Мне не хочется их слушать, но я не могу себя заставить оторваться, как на уроке географии, когда наш контуженный учитель по прозвищу Сей Иваныч, закатив глаза и брызжа слюной, начинает бормотать про окопы после бомбежки, где он подобрал три руки, оторванных по локоть.
— Да-а… — тянет отец. — Только б я таких героев и близко к переднему краю не подпускал. — Он ненадолго замолкает, и зрачки у него расширяются, словно от боли. — А кто не погиб?.. В семнадцать-то лет научившись убивать… Это ж еще хуже. Помнишь, Иван, какой у нас после войны бандитизм открылся? Думаешь — просто так? Те же пацаны, каким война душу поломала…

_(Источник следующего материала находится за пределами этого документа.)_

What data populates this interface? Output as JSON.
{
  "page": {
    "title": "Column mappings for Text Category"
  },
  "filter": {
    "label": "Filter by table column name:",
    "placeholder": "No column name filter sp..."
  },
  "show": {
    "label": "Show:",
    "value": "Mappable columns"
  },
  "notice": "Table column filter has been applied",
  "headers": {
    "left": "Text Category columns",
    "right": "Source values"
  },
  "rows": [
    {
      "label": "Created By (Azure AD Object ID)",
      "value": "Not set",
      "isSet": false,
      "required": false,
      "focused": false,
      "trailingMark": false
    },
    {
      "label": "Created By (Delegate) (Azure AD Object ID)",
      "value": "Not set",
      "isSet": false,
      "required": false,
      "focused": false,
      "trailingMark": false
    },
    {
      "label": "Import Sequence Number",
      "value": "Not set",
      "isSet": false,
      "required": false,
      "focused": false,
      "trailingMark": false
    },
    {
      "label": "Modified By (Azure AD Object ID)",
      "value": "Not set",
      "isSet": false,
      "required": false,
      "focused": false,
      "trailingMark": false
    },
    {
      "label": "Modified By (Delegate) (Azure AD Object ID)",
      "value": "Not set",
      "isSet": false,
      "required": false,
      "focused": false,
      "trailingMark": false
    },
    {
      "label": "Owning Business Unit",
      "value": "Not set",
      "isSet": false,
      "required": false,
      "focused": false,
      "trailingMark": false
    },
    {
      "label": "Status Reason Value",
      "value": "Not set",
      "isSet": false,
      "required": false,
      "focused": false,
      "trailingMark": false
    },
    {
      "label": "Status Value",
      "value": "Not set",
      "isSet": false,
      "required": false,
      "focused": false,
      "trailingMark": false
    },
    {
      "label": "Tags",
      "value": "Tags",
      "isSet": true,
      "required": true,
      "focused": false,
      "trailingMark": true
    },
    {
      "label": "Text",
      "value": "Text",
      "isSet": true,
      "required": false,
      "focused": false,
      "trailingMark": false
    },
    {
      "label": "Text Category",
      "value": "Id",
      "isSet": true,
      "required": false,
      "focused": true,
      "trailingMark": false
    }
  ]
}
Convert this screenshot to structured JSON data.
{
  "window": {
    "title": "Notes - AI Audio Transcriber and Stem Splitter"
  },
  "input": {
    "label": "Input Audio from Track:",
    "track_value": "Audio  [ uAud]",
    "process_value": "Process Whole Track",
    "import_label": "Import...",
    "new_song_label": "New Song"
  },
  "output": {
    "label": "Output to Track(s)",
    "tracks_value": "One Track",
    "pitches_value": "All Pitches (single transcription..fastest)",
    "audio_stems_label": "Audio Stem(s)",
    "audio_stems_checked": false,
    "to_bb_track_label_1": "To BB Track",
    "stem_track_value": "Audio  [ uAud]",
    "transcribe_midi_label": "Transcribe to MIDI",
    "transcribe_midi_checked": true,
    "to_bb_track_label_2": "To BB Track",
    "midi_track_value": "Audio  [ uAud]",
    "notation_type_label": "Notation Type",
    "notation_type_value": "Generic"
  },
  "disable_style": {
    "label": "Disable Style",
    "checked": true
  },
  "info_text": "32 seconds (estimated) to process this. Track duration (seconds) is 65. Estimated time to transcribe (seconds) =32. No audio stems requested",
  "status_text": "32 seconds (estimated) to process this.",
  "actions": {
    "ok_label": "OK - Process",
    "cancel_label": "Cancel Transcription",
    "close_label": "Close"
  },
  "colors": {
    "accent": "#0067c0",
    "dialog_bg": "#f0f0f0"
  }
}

Мне почему-то делается холодно в жаркой избе. Я знаю, о чем говорит отец. Иногда мне даже кажется, что я помню черное, ночное окно на улицу, два хмурых лица за ним, одно — моего сводного брата. Но это лишь кажется, я ничего не могу помнить, мне было тогда полтора года. И окно, и разговор через форточку — из рассказов матери.
— Папа, пусти нас.
— Иди к воротам, но только один и без вещей.
— Нет, папа, так не пойду.
— Иди, Володька. Опомнись. И узлы брось. С награбленным не пущу, ты меня знаешь. Ну, что тебе это барахло и этот бандит?! Не позорься и меня не позорь.
— Не пускаешь, значит? Ладно, папа, я уйду. Не пожалей, смотри.
— Если уйдешь, запомни: отца у тебя больше нет!
Я всю жизнь возвращаюсь к этой истории. Прав был отец или не прав? Жесток или не жесток? И не могу решить. Но всю жизнь я боюсь сделать что-нибудь недостойное и услышать: «Запомни, отца у тебя больше нет». Отца давным-давно нет в живых, никто не может сказать мне тех беспощадных слов, а я все равно боюсь, может быть, того, что однажды скажу их сама себе.
Отец не умел прощать. Вернее, были вещи, которые отец, по натуре незлопамятный и добрый, прощать не мог, никому. И случись ему самому оступиться, предать или сделать подлость, он бы, не дрогнув, рассчитался с собой. Но не случилось. Потому, наверное, и не случилось.